Because of this, both Australia and Japan have decided that it is of critical importance to keep an eye on China and its growing closeness with ASEAN member states and across the rest of the Asia-Pacific. “In overall terms, the biggest positive of the RAA is that it is just easier to have exchanges between the armed forces of the two countries, and that could also potentially be extended to their coastguard units and police forces as well,” Mulloy stated regarding Tokyo’s growing concern about their Diaoyu and Senkaku Islands, which China has eyed for the last two decades.
Mulloy goes onto explain that “Another positive for Japan will be the potential assistance that Australia can provide after a natural disaster, such as the March 2011 earthquake and tsunami off northeast Japan”. It should be remembered that in the direct aftermath of the earthquake it was Australian search and rescue operations that were being conducted.
As such, the agreement will hope to help Japan learn from Australia’s experience regarding its active services in “Syria, Afghanistan, Iran and Iraq, while Canberra has since 2014 been training Japanese intelligence officers. The Ground Self-Defence Forces have a very high estimation of Australia’s special forces and its operation of forward air-control units to carry out targeting and reconnaissance missions” according to Mulloy.

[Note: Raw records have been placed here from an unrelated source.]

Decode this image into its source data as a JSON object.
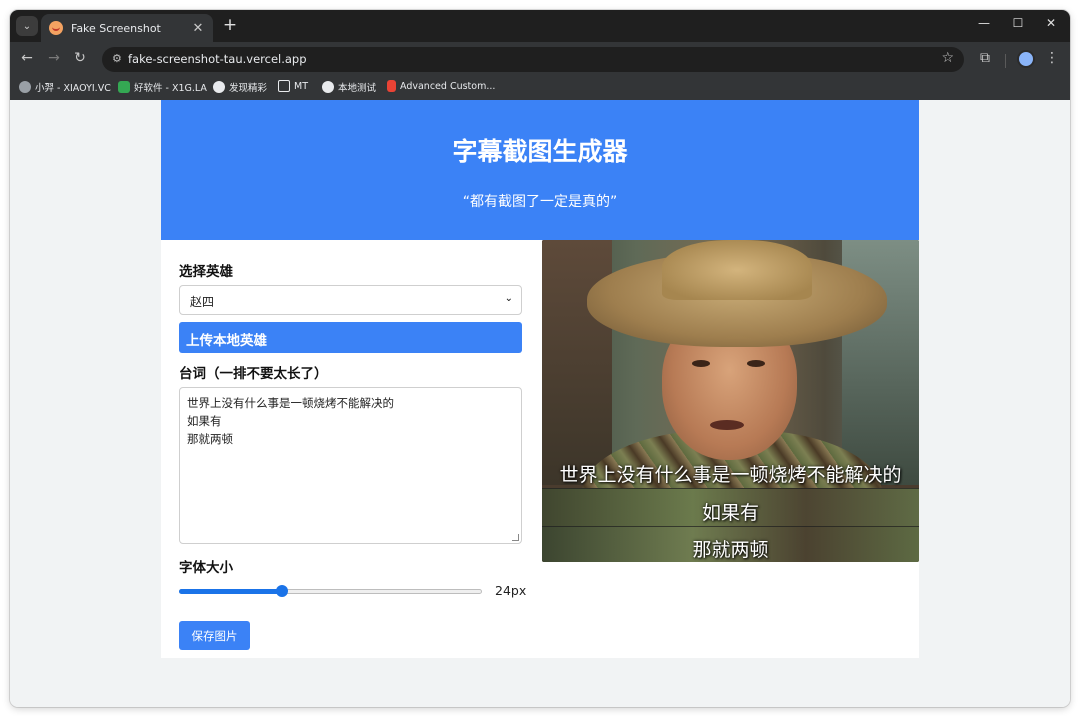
{
  "browser": {
    "tab_title": "Fake Screenshot",
    "tab_close_glyph": "✕",
    "new_tab_glyph": "+",
    "url": "fake-screenshot-tau.vercel.app",
    "bookmarks": [
      {
        "label": "小羿 - XIAOYI.VC",
        "icon_color": "#9aa0a6"
      },
      {
        "label": "好软件 - X1G.LA",
        "icon_color": "#34a853"
      },
      {
        "label": "发现精彩",
        "icon_color": "#e8eaed"
      },
      {
        "label": "MT",
        "icon_color": "#e8eaed"
      },
      {
        "label": "本地测试",
        "icon_color": "#e8eaed"
      },
      {
        "label": "Advanced Custom...",
        "icon_color": "#ea4335"
      }
    ]
  },
  "page": {
    "title": "字幕截图生成器",
    "subtitle": "“都有截图了一定是真的”",
    "hero_label": "选择英雄",
    "hero_value": "赵四",
    "upload_label": "上传本地英雄",
    "lines_label": "台词（一排不要太长了）",
    "lines": [
      "世界上没有什么事是一顿烧烤不能解决的",
      "如果有",
      "那就两顿"
    ],
    "font_size_label": "字体大小",
    "font_size_value": "24px",
    "font_size_fraction": 0.34,
    "save_label": "保存图片"
  },
  "preview": {
    "captions": [
      "世界上没有什么事是一顿烧烤不能解决的",
      "如果有",
      "那就两顿"
    ]
  },
  "colors": {
    "accent": "#3b82f6",
    "slider": "#1a73e8"
  }
}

In conclusion, under Suga’s administrative Japan has now completely committed itself in further pursuing a policy of subversion regarding the Chinese state. This is evidenced by Japanese economic decoupling, growing defence entrenchment with ASEAN nations and now its new defence agreement with Australia. Ultimately, what this shows is that as China rises, Japanese subversion increased twofold, not just internally with its economic decoupling but also internationally via its foreign defence pacts.